Mais detalhes: o coronel democrático Cardim Osorio foi enviado, em avião da Aeronáutica Brasileira, de Buenos Aires ao Aeroporto do Galeão, onde ficou detido, como outros militantes brasileiros prófugos 
 
Isto indica que a estação do Rio, onde caiu Habegger em 1978, funcionou como centro clandestino desde 1970 até março de 1980, quando ali raptaram Campiglia.
 
 
Fala o Ministro Joaquim Barbosa
 
"Considero que em algum momento, com a chegada de novos ministros ao Supremo Tribunal, irá mudando a posição atual, que é favorável à Anistia”, declarou o juiz presidente do STF, Joaquim Barbosa.
 
Falou durante uma conversa informal com este repórter, em seu gabinete, depois de oferecer uma entrevista coletiva a uma dezena de correspondentes estrangeiros.
 
"Ministro, posso citar seu comentário?", perguntei. "Cite e ponha que me inclino a favor dos julgamentos" respondeu.
 
Outro ponto tratado naquele breve diálogo de 28 de fevereiro foi a desvantagem do Brasil frente a outros países que participaram na operação Condor. Na Argentina, por exemplo, vários repressores foram condenados.
 
"Aqui é diferente da Argentina, inclusive do Chile.

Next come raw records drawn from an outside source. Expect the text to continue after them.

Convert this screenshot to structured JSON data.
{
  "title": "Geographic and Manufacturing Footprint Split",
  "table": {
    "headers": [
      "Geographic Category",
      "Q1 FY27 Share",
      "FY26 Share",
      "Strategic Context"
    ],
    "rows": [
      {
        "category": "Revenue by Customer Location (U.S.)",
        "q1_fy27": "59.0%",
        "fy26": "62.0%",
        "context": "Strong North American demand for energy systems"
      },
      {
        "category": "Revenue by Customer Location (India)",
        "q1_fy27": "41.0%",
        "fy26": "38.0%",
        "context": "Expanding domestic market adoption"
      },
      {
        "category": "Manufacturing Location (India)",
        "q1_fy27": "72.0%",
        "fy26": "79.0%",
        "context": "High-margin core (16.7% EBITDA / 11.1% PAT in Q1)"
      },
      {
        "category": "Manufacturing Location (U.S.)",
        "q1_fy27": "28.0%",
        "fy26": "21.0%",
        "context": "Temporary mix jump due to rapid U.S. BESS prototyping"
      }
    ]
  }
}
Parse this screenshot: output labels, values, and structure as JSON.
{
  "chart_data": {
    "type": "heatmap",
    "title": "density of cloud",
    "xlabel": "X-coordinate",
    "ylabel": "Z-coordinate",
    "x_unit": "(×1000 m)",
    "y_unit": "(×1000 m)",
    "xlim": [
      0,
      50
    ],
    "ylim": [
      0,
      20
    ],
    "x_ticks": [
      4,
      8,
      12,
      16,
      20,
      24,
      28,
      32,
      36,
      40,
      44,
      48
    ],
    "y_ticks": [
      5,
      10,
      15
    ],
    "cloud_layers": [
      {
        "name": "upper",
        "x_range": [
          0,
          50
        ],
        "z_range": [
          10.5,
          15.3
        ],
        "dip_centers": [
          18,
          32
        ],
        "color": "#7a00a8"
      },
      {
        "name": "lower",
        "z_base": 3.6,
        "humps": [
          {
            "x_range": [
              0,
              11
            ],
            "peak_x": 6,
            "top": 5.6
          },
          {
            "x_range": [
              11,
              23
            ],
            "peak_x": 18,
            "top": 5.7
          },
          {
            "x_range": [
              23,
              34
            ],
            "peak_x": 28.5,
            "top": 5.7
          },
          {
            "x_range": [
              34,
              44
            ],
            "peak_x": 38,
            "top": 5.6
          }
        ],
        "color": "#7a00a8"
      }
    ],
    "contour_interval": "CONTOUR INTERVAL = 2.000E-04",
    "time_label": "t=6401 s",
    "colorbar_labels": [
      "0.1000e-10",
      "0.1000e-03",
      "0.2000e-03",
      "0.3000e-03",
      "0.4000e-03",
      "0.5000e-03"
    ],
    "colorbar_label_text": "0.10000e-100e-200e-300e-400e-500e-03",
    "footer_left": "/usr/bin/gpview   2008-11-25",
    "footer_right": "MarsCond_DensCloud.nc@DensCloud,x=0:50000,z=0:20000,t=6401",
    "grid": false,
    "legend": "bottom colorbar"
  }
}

Nós estamos em dívida com o que acontece em toda a região", ponderou o titular do Supremo conversando de pé, junto a uma janela da qual se divisa, há 300 metros, o Palácio do Planalto.
 
Em 2010, o Supremo brasileiro desafiou a Corte Interamericana de Direitos Humanos (CIDH) ao declarar a constitucionalidade da (auto)anistia militar. "Eu não tive a mesma opinião que a maioria sobre a decisão da CIDH, minha posição era minoritária em 2010", lembrou Barbosa.
 
Desde então se aposentaram vários magistrados conservadores, sensíveis ao lobby militar, e foram substituídos por juízes progressistas como o constitucionalista Roberto Barroso, cuja nomeação foi avalizada este ano por Dilma Rousseff.
 
Apesar de que sobrevivem em seu seio algumas múmias, o Supremo renovou praticamente a metade de seus quadros nos últimos anos, tornando-se mais permeável ao argumento da CIDH sobre a abertura de processos. 
  
Na semana passada, depois de quase três anos de relações distantes entre o STF e a CIDH, o juiz Barbosa recebeu o titular do organismo hemisférico, Diego García Sayán, que manifestou sua esperança de que, mais cedo ou mais tarde, o terrorismo de Estado será objeto de revisão judicial. "Cada país tem seu tempo para punir seus agentes… no Brasil há um caminho aberto" comentou, medindo cada palavra, o peruano García Sayán.
  
A (auto)anistia promulgada pelo ditador João Baptista Figueiredo, chefe dos serviços de inteligência e suposto homem do Brasil na Operação Condor, conspira ao mesmo tempo contra o esclarecimento da repressão interna e as ações coordenadas com a Argentina, como a Operação Morcego, na qual caíram vários quadros montoneros, o primeiro deles Ernesto Habegger.